Nesta matéria, talvez o primeiro problema resida em construir uma definição de violência que, sem deixar de ser complexa, seja também operativa. A sociologia, a antropologia, a psicologia, a biologia, a teologia, a criminologia e a politologia debatem-no há já muitos anos. Os velhos e venerados nomes de Max Weber, Erich Fromm, Sigmund Freud, Norbert Elias ou, mais recentemente, Michel Foucault, surgirão sempre a par das relações entre violência e sociedade. Com eles aprendemos, no mínimo, a distinguir entre violência destrutiva (cuja finalidade é provocar a morte) e construtiva (a que procura celebrar a vida, como a violência lúdica ou a simbólica) e a não cair na armadilha de identificar mecanicamente a presença de gestos violentos com atraso e, correlativamente, a ausência de violência com progresso, sempre que se evite analisar o fenómeno violento a partir do discurso da segurança imposto pelo triunfo do direito penal. Tem sido uma vantagem poder estudar a violência sem a carga moral de outrora e focá-la, em contrapartida, como uma realidade biologicamente enraizada no ser humano, mas culturalmente modificada pela dinâmica social. Para o historiador, a violência (ou agressividade, como preferem dizer os psicólogos sociais) coloca, no mínimo, duas questões de peso: como designá-la e, em consequência disso, como tomar consciência de que com cada termo escolhido para o fazer podemos estar a proceder à sua legitimação. A partir do momento em que a violência contribui para organizar um poder, para mantê-lo ou aumentá-lo, a sua denominação, o modo como nos referimos a ela e a qualificamos, implica um exercício relativo à sua aprovação ou invalidação. Portanto, a violência, distinta do acto violento em si mesmo, constrói-se tanto social como historicamente, na medida em que cada época praticou a sua própria violência e a codificou de maneira diferente.

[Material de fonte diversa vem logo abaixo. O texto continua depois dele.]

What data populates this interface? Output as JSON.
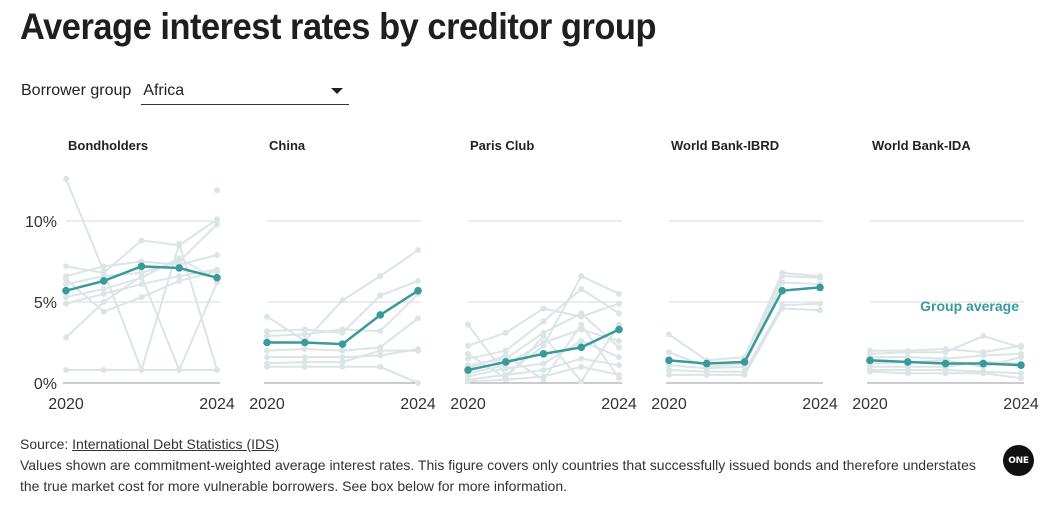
{
  "title": "Average interest rates by creditor group",
  "filter": {
    "label": "Borrower group",
    "value": "Africa"
  },
  "footer": {
    "source_prefix": "Source: ",
    "source_link": "International Debt Statistics (IDS)",
    "note": "Values shown are commitment-weighted average interest rates. This figure covers only countries that successfully issued bonds and therefore understates the true market cost for more vulnerable borrowers. See box below for more information."
  },
  "logo": {
    "text": "ONE"
  },
  "colors": {
    "average": "#3a9a9b",
    "countries": "#dbe5e6",
    "grid": "#d9d9d9"
  },
  "chart_data": {
    "type": "line",
    "x": [
      2020,
      2021,
      2022,
      2023,
      2024
    ],
    "xticks": [
      "2020",
      "2024"
    ],
    "ylim": [
      0,
      13
    ],
    "yticks": [
      0,
      5,
      10
    ],
    "ytick_labels": [
      "0%",
      "5%",
      "10%"
    ],
    "grid": true,
    "annotation": "Group average",
    "panels": [
      {
        "name": "Bondholders",
        "average": [
          5.7,
          6.3,
          7.2,
          7.1,
          6.5
        ],
        "countries": [
          [
            12.6,
            6.9,
            0.8,
            8.6,
            0.8
          ],
          [
            7.2,
            6.8,
            8.8,
            8.5,
            10.1
          ],
          [
            6.6,
            7.2,
            7.5,
            7.3,
            7.9
          ],
          [
            6.1,
            6.6,
            6.8,
            7.5,
            9.8
          ],
          [
            5.3,
            5.8,
            6.5,
            7.7,
            6.4
          ],
          [
            4.9,
            5.5,
            6.1,
            6.6,
            7.0
          ],
          [
            2.8,
            5.0,
            6.6,
            0.8,
            6.2
          ],
          [
            6.4,
            4.4,
            5.3,
            6.3,
            6.9
          ],
          [
            0.8,
            0.8,
            0.8,
            0.8,
            0.8
          ]
        ],
        "extra_points": [
          [
            2024,
            11.9
          ]
        ]
      },
      {
        "name": "China",
        "average": [
          2.5,
          2.5,
          2.4,
          4.2,
          5.7
        ],
        "countries": [
          [
            4.1,
            2.6,
            5.1,
            6.6,
            8.2
          ],
          [
            3.2,
            3.3,
            3.1,
            5.4,
            6.3
          ],
          [
            2.9,
            3.0,
            3.3,
            3.2,
            5.5
          ],
          [
            2.0,
            2.1,
            2.0,
            2.2,
            4.0
          ],
          [
            1.6,
            1.6,
            1.6,
            1.7,
            2.1
          ],
          [
            1.2,
            1.3,
            1.3,
            2.0,
            2.0
          ],
          [
            1.0,
            1.0,
            1.0,
            1.0,
            0.0
          ]
        ],
        "extra_points": []
      },
      {
        "name": "Paris Club",
        "average": [
          0.8,
          1.3,
          1.8,
          2.2,
          3.3
        ],
        "countries": [
          [
            3.6,
            0.5,
            2.3,
            6.6,
            5.5
          ],
          [
            2.3,
            3.1,
            4.6,
            4.1,
            4.9
          ],
          [
            1.5,
            2.0,
            3.8,
            5.8,
            4.3
          ],
          [
            1.1,
            1.5,
            3.1,
            4.3,
            2.2
          ],
          [
            0.6,
            1.1,
            2.5,
            3.3,
            2.6
          ],
          [
            0.4,
            0.9,
            1.2,
            2.6,
            1.6
          ],
          [
            0.2,
            0.5,
            0.8,
            1.5,
            1.1
          ],
          [
            0.1,
            0.2,
            0.4,
            1.0,
            0.5
          ],
          [
            1.8,
            0.3,
            2.9,
            0.1,
            3.6
          ],
          [
            0.9,
            1.7,
            0.2,
            3.6,
            0.3
          ]
        ],
        "extra_points": []
      },
      {
        "name": "World Bank-IBRD",
        "average": [
          1.4,
          1.2,
          1.3,
          5.7,
          5.9
        ],
        "countries": [
          [
            3.0,
            1.4,
            1.6,
            6.8,
            6.6
          ],
          [
            1.9,
            1.0,
            1.2,
            6.6,
            6.5
          ],
          [
            1.1,
            0.9,
            1.0,
            6.2,
            6.1
          ],
          [
            0.8,
            0.7,
            0.7,
            4.8,
            4.9
          ],
          [
            0.5,
            0.5,
            0.5,
            4.6,
            4.5
          ]
        ],
        "extra_points": []
      },
      {
        "name": "World Bank-IDA",
        "average": [
          1.4,
          1.3,
          1.2,
          1.2,
          1.1
        ],
        "countries": [
          [
            2.0,
            2.0,
            2.1,
            1.9,
            2.3
          ],
          [
            1.8,
            1.9,
            1.9,
            2.9,
            2.2
          ],
          [
            1.6,
            1.6,
            1.5,
            1.7,
            1.8
          ],
          [
            1.2,
            1.3,
            1.4,
            1.0,
            1.6
          ],
          [
            1.0,
            1.0,
            1.0,
            1.3,
            1.2
          ],
          [
            0.8,
            0.8,
            0.8,
            0.7,
            0.6
          ],
          [
            0.7,
            0.6,
            0.6,
            0.6,
            0.3
          ]
        ],
        "extra_points": []
      }
    ]
  }
}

Neste sentido, a expressão violência militar que estas páginas acolhem foi escolhida para abarcar o mais possível a panóplia de agressões físicas e simbólicas que tiveram lugar entre os vários agentes implicados numa interacção temporal e geográfica muito concreta, a ocorrida no reino de Portugal entre finais da década de 1570 e começos da de 1580. Este período coincide com a implantação na Europa daquela que ficou conhecida como revolução militar, fenómeno que alguns historiadores pensam que teria feito com que a guerra, em geral, e os exércitos, em particular, incidissem sobre a população com uma intensidade muito superior à da Idade Média. É possível, e até provável, que assim acontecesse, mas sem perder de vista que os conceitos de violência que estavam em jogo e as formas que esta revestiu continuaram a obedecer maioritariamente ao código medieval, e que só a partir dele evoluíram. Deste modo, pôde mudar em grau quantitativo o que na essência conservou a sua natureza qualitativa». In Rafael Valladares, A Conquista de Lisboa, 1578-1583, Violência Militar e Comunidade Política em Portugal, Texto Editores, Alfragide, 2010, ISBN 978-972-47-4111-6.